よしあきが殴りかかると、花水木が、トン、と足を踏み鳴らす。空気が変わり、花水木の震えが止まる。よしあきを軽やかにあしらって打ち倒す。
何度やっても。
どこから飛びかかっても。
よしあきは花水木に一撃を入れられない。
こいつ……舞っているのか?
扇子を手にくるりと回る。軽やかに宙を舞い、しなやかに拳をかわし、まるで何事もなかったかのように立ち姿に戻る。その姿に、よしあきは舞の姿を見た。
「花水木……てめえ……」
「山では、毎日、二時間、武術の練習を、していた」
よしあきが距離を取ると、花水木は肩で息をしながらフラフラとよろめく。
だが、少しでもよしあきが近づくと、トン、と足を踏み鳴らしてピタリと震えが止まる。
「でもな、舞は、毎日六時間、しごかれた」
よしあきの拳をゆるりといなし、うなじにしたたかな一撃をたたき込むと同時に、足を払う。派手に転んだよしあきをひらりと飛んでかわし、距離を取る。

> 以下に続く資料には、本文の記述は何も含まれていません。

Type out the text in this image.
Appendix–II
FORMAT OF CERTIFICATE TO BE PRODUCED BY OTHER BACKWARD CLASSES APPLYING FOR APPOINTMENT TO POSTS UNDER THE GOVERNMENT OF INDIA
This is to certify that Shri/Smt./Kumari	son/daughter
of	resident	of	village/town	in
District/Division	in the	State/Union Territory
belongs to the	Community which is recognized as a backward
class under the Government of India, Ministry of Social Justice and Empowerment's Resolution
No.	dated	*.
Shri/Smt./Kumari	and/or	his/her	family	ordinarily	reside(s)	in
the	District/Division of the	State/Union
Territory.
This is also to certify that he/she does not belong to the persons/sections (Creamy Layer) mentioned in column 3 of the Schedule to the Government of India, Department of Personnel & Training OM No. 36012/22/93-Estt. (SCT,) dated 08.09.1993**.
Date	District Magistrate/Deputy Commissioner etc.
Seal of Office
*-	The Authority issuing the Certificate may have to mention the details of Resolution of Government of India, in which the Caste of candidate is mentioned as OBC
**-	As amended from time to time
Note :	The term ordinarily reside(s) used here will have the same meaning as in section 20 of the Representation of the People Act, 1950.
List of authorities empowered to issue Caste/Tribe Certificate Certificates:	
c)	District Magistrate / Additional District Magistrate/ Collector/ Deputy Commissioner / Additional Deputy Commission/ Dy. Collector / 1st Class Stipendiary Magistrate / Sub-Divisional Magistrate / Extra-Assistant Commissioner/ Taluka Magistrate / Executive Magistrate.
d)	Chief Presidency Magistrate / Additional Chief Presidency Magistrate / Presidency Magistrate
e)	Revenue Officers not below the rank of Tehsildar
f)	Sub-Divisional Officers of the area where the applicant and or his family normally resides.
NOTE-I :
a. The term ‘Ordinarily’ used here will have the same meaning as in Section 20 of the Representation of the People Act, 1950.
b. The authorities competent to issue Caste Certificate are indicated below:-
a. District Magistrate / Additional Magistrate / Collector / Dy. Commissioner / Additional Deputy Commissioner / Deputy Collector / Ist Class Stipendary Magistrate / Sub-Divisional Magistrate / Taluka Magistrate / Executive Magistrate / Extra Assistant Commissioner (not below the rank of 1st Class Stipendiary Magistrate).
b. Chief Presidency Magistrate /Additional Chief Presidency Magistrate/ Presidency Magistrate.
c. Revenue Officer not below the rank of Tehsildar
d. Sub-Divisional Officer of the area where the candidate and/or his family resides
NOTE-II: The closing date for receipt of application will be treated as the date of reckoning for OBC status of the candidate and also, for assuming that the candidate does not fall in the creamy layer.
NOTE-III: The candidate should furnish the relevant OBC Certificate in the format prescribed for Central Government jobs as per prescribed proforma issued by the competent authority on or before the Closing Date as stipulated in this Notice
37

「武術の要素が詰まった、門外不出の秘伝の舞だ。俺は、まだまだ未熟だけどよ」
「この、やろうがあっ!」
よしあきが立ち上がり、次こそはと殴りかかってくる。
その、鬼のような形相を見ながら、花水木は、トン、と足を踏み鳴らし。
「お前を叩きのめすぐらいは、できるんだよ!」
ここだ、と花水木は最後の力を籠め、パラリ、と扇子を開いた。
殴りかかってきたよしあきの眼前に開いた扇子を置く。よしあきはいきなり視界を塞がれてたたらを踏み、無防備な状態で動きが止まる。
花水木は、伸びてきたよしあきの拳を、血まみれの左手でいなしてかわすと。
「落ちろ」
残る力全てを右肘に乗せ、よしあきの後頭部に叩き込んだ。
◇ ◇ ◇
「ふうん……初めて見たぜ」
その様子を、ビルの上から双眼鏡でのぞいていた暮伊豆はニヤリと笑い。
「これはこれは。よいものを見ました」
某所で監視カメラの映像越しに見ていた かわかみれい は目を細め。
「ふん、まあよかろう」
スマホで中継映像を見ていた きしかわ せひろ は、肩をすくめる。
「ふふふ」
そして、間近で見ていた『つこさん。』は。
「ステキな舞ね。なるほど、これが花水木くんのとっておきかぁ」
そう言って笑うと、立ち上がって静かに拍手を送った。